James Wood

Personal information
- Full name: James Robert Wood
- Born: 8 September 1985 (age 41) Cape Town, Cape Province, South Africa
- Batting: Right-handed
- Role: Wicket-keeper

Domestic team information
- 2005–2007: Durham UCCE

Career statistics
| Competition | First-class |
| Matches | 6 |
| Runs scored | 170 |
| Batting average | 15.45 |
| 100s/50s | –/– |
| Top score | 31 |
| Balls bowled | – |
| Wickets | – |
| Bowling average | – |
| 5 wickets in innings | – |
| 10 wickets in match | – |
| Best bowling | – |
| Catches/stumpings | 2/1 |
- Source: Cricinfo, 20 August 2011

= James Wood (South African cricketer) =

South African cricketer

James Robert Wood (born 8 September 1985) is a South African cricketer. Wood is a right-handed batsman who fields as a wicket-keeper. He was born in Cape Town, Cape Province.

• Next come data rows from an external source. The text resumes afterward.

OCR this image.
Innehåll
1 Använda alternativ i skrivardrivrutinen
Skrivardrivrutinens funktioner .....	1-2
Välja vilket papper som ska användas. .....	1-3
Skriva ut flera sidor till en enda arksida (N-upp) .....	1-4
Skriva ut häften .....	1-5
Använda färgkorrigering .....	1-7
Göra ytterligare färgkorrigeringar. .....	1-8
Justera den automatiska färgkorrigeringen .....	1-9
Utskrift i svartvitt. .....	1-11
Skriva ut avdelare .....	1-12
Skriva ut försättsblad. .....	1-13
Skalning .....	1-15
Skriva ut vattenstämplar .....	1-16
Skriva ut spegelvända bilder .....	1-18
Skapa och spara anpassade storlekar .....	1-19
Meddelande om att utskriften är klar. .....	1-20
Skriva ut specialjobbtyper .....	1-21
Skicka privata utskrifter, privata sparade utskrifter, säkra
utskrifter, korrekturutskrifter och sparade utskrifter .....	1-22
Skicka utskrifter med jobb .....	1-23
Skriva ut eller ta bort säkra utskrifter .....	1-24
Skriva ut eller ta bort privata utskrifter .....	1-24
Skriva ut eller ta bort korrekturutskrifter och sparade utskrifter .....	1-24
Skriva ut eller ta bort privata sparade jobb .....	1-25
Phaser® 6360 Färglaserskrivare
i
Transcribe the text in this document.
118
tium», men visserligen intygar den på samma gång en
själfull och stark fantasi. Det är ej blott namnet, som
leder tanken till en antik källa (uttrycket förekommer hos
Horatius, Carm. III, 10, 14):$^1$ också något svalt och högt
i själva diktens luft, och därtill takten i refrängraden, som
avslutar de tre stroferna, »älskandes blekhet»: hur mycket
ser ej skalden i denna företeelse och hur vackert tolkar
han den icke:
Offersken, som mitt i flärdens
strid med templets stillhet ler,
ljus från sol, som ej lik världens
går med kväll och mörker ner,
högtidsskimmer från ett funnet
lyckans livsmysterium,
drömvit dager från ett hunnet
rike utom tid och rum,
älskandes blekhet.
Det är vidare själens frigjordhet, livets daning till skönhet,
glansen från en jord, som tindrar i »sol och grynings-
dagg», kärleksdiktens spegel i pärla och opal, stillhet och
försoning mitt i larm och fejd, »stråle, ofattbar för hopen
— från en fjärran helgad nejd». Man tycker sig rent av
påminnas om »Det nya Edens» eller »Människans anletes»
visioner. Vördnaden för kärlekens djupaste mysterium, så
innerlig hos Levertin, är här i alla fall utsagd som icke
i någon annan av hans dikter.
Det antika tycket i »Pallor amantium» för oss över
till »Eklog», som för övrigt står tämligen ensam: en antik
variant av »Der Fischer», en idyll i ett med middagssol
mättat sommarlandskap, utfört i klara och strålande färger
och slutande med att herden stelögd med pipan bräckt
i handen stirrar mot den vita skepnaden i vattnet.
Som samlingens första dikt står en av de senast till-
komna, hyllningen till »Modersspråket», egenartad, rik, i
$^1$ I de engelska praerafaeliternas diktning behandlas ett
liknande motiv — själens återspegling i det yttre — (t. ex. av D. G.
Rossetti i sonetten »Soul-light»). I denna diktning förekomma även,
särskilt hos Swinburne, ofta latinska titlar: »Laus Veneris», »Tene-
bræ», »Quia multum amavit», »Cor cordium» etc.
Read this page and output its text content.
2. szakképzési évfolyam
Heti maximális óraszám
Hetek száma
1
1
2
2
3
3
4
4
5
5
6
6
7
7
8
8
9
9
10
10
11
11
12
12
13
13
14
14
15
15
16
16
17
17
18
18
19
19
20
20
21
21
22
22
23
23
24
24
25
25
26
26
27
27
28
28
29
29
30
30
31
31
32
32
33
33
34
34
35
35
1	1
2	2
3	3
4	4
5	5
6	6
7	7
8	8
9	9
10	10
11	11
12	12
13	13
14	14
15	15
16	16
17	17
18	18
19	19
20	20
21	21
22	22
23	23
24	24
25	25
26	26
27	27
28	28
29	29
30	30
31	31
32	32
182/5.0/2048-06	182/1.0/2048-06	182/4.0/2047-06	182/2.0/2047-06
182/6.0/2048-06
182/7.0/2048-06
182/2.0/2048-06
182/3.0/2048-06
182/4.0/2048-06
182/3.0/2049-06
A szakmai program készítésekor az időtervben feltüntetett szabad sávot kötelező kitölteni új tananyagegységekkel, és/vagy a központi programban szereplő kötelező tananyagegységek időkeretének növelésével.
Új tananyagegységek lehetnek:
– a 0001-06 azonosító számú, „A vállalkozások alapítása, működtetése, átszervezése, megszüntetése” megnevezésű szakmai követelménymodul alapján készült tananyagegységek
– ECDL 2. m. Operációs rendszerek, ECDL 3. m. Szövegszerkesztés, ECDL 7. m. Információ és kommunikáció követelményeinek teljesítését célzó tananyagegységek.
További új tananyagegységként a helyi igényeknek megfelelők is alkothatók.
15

While studying for his degree at Durham University, Wood made his first-class debut for Durham UCCE against Durham in 2005. He made five further first-class appearances for the university, the last of which came against Lancashire in 2007. In his six first-class matches, he scored 170 runs at an average of 15.45, with a high score of 31. Behind the stumps he took 2 catches and made a single stumping.